Non è così nelle altre
isolette del golfo Saronico - Egina, Poros e Anghistri) tra
la costa meridionale dell'Attica e la penisola argiva. Nè tantomeno a Idra
e Spetzes, lungo il litorale nord-orientale del Peloponneso: più
popolari le prime, elitarie le seconde, ma tutte Atene-centriche. Per questo gli
ateniesi vengono spesso qui a fare scorpacciate di pesce nelle taverne del
mercato ittico nell'angiporto di Egina. Oppure attraverso l'istmo di 360
metri che divide Poros dal continente, collegato 24 ore su 24 da taxi
nautici: il nome significa passaggio, nella fattispecie doppio, come
l'isola(sopratutto il capoluogo) grazie anche al turismo pendolare degli
ateniesi, pullula di ristorantini e di night dove ascoltare jazz o musica
popolare greca.
Egina è viva. Molti qui
hanno una seconda casa. La massa si ferma negli alberghetti sul fronte del porto
e la mattina seguente prende il traghetto per il Pireo, magari dopo aver
acquistato primizie sui pescherecci ancorati sulla banchina sud. Dalla parte
opposta dello scalo, tagliato in mezzo da un pontile dove attaccano le navi-
passeggeri, ai piedi dell'acropoli (si vede anche una colonna del tempio di
Apollo del VI secolo a.c.), si trova l'antico ancoraggio delle triremi.
Alcune delle spiagge più
belle per chi vuole trascorrere le vacanze nelle argosaroniche.
Egina:da visitare
quelle esposte a nord, ad eccezione di Souvala, per chi ama nuotare lpideale è
Moni.
Anghistri: una volta
sbarcati nel porto di Scala, conviene puntare ad est, verso le battigie di
Doroussa e Aponissos, o proseguire 8magari in autobus) fino al paesino di
Limenaria e da qui di nuovo a piedi fino alla baia di Mariza.
Poros: anch'essa
piuttosto povera sotto il profilo balneare. Il mare migliore è quello
della costa sud-ovest, oltre lo stretto che divide in due sezioni l'isola, a est
dello scalo si va ad Askeli e Monastiri, dalla parte opposta nelle calette
ghiaiose intorno a Neorio.
Idra: per gran parte
dei suoi frequentatori, i bagni sono un fatto secondario.
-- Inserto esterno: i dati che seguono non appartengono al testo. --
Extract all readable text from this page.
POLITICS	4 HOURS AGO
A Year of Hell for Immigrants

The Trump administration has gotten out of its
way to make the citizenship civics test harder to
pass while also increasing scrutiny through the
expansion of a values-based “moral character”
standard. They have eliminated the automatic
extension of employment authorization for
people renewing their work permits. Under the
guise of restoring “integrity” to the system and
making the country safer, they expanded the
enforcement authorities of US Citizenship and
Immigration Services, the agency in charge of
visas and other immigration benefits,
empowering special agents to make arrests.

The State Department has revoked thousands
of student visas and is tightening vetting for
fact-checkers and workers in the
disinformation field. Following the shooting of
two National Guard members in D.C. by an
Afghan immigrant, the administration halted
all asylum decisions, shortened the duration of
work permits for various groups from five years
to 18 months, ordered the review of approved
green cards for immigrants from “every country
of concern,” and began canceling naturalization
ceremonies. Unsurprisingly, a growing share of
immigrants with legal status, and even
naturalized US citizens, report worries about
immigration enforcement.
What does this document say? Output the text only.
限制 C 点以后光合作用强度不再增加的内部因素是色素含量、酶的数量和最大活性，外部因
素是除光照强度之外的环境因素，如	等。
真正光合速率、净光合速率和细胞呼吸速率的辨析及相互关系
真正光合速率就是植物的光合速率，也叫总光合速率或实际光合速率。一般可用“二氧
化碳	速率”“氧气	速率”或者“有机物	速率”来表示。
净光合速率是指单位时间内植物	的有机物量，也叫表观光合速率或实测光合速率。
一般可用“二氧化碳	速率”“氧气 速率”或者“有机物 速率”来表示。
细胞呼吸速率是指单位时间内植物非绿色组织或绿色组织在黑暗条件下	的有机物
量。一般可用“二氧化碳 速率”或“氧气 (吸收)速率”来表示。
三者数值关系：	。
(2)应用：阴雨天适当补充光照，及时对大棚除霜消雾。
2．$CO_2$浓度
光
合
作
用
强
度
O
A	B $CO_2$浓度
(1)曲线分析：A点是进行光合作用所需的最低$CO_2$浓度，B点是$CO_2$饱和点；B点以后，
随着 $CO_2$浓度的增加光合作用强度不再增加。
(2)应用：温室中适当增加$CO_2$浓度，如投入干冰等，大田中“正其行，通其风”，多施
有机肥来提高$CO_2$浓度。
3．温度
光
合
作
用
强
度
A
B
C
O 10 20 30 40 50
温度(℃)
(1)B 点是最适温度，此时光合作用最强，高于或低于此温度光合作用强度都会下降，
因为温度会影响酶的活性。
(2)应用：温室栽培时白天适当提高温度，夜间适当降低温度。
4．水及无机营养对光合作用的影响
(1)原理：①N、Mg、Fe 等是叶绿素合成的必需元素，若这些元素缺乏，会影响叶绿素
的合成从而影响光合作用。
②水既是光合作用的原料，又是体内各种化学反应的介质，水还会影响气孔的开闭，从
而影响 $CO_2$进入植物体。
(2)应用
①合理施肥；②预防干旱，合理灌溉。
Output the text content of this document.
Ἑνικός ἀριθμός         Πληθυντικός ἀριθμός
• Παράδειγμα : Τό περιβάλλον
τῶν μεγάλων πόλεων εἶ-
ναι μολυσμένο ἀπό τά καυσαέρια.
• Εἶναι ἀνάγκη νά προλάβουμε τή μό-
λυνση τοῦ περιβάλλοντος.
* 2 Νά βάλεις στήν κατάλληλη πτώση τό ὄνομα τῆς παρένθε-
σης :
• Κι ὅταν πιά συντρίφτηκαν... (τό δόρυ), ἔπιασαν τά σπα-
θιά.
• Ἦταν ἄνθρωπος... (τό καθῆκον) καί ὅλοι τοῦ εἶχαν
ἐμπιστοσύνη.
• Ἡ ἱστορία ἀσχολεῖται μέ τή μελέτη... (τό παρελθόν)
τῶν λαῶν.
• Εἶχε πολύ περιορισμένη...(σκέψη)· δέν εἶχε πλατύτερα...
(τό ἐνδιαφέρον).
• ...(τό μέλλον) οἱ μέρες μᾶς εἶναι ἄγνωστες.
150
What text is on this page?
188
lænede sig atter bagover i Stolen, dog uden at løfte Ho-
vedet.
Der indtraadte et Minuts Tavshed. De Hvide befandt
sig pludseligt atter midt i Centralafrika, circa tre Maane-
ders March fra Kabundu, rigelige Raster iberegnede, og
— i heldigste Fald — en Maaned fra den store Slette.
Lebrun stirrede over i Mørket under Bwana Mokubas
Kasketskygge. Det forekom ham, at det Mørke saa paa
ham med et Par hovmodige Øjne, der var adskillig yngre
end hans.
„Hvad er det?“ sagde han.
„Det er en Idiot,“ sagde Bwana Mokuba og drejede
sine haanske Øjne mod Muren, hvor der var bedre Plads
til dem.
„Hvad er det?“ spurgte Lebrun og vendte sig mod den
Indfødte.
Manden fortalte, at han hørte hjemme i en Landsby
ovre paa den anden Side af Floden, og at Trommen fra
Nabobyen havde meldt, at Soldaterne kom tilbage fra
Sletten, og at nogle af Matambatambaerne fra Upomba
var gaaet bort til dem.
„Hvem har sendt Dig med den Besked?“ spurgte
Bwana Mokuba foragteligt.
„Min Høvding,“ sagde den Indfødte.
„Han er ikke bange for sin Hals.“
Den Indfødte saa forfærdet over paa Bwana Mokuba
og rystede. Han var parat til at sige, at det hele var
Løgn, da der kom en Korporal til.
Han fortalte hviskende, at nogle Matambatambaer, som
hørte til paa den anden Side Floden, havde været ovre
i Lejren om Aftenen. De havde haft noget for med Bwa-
L'unica spiaggia di
sabbia di sabbia è a Mandraki, 3 km dal porto, organizzata anche per lo sci
nauticoe il windsurf. Belle, sul litorale sud, quelle di Ayos Nikolaos,
Limioniza e Vigla, quest'ultima nei pressi di capo bisti.
Spetzes: la più bella e
frequentata è quella di Ayil Anaryiri, sul versante sud. Più avanti, più
tranquilla, c'è l'ansa di Aya Paraskevi, Elafonissos: l'isola è un susseguirsi
di arenili bagnati da acque turchesi. D'obbligo un tuffo nelle insenature di
Lefki, di Simos e nella più ampia e protetta baia di Sarakiniko.